The options are broadening for all-in-one devices for the branch office. But the question is not so much whether to use these tools - it’s whose tools to use and when?
Robin Gareiss is executive vice president and senior founding partner for Nemertes Research, where she develops and manages research projects and cost models, conducts strategic seminars, and advises key clients. She currently serves as CFO, as well. Contact her.
This week, Nortel will make its secure router product line available (based on technology from the Tasman acquisition). Last month, NetDevices started selling its services gateway for small branch offices, and Juniper announced its unified threat management devices.
Vendors are rightfully focusing on creating, enhancing, and sizing consolidated devices for branch offices. As we speak to IT executives, we see many shifting their focus from the data center to the branch office.

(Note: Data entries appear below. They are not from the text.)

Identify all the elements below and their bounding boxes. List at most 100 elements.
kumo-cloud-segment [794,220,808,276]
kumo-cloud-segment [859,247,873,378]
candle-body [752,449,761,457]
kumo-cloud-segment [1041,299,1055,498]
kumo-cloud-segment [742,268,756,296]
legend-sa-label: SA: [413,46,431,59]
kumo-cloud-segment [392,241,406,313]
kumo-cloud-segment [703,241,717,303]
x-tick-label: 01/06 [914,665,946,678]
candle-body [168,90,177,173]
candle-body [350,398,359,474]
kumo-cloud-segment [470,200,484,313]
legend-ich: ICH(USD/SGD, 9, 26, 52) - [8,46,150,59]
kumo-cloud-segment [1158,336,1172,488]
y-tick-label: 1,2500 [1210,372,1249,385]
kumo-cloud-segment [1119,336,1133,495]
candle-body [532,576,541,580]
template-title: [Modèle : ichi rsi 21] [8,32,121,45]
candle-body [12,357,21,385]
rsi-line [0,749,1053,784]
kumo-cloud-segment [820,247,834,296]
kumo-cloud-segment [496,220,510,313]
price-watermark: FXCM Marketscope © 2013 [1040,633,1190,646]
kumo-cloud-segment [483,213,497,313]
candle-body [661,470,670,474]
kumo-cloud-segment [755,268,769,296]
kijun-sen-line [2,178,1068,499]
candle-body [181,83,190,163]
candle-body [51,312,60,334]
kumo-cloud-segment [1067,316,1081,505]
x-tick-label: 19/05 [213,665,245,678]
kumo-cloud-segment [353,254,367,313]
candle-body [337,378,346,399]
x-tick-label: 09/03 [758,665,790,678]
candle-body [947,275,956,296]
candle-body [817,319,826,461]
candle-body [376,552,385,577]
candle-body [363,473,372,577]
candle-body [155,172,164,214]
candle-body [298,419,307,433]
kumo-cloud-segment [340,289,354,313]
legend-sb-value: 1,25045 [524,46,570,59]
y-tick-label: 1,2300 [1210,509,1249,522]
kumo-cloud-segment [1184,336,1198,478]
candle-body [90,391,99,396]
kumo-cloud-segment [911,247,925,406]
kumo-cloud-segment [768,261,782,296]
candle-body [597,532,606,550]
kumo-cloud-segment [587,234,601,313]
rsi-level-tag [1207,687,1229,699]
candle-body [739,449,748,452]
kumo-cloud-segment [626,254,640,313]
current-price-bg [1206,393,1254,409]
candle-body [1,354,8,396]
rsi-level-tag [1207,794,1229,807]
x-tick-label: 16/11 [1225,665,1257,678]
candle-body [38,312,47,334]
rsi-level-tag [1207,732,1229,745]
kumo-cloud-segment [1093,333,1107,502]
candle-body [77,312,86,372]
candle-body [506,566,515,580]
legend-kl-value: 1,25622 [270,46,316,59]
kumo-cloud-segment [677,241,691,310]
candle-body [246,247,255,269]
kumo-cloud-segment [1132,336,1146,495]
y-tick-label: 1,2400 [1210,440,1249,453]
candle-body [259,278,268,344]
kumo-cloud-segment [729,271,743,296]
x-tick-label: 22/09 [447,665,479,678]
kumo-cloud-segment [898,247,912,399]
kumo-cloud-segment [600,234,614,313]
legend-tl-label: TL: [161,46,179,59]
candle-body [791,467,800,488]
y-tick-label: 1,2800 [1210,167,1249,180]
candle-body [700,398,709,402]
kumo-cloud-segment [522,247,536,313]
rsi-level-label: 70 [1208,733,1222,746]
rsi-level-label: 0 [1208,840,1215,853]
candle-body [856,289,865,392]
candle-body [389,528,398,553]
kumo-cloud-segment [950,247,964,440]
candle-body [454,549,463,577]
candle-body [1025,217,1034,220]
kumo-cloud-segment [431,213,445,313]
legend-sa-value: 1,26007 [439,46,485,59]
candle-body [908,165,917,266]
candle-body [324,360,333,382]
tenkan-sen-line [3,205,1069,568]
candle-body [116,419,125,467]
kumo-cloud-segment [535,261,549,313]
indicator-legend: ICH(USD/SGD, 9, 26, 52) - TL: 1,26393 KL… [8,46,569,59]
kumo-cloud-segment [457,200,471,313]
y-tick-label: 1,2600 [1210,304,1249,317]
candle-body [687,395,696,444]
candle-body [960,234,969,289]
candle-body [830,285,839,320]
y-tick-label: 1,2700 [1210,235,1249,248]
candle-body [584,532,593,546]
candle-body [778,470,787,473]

Their data center consolidation projects are well underway or winding down, and now they need to focus on how to deliver predictable application and network performance to branch office employees.
Back to the questions at hand: When does it make sense to use consolidated devices? For any new location, it’s a no-brainer. Like newer technologies such as VoIP, the business case is compelling. Rather than installing a separate firewall, router, switch, network optimization device, and VPN, companies can save on hardware, as well as the operational costs for installation and ongoing management.
NetDevice’s SG-4, for example, performs firewall, IDS/IPS, VPN, switching, and routing functions for a list price of about $8,000. When totaled as point products, capital costs could be $10,000 or more, depending on brands or models. Separately, each point product would take about four to six hours to install - that's two to three times longer than it would take to install a consolidated device. It doesn’t take long to see the value.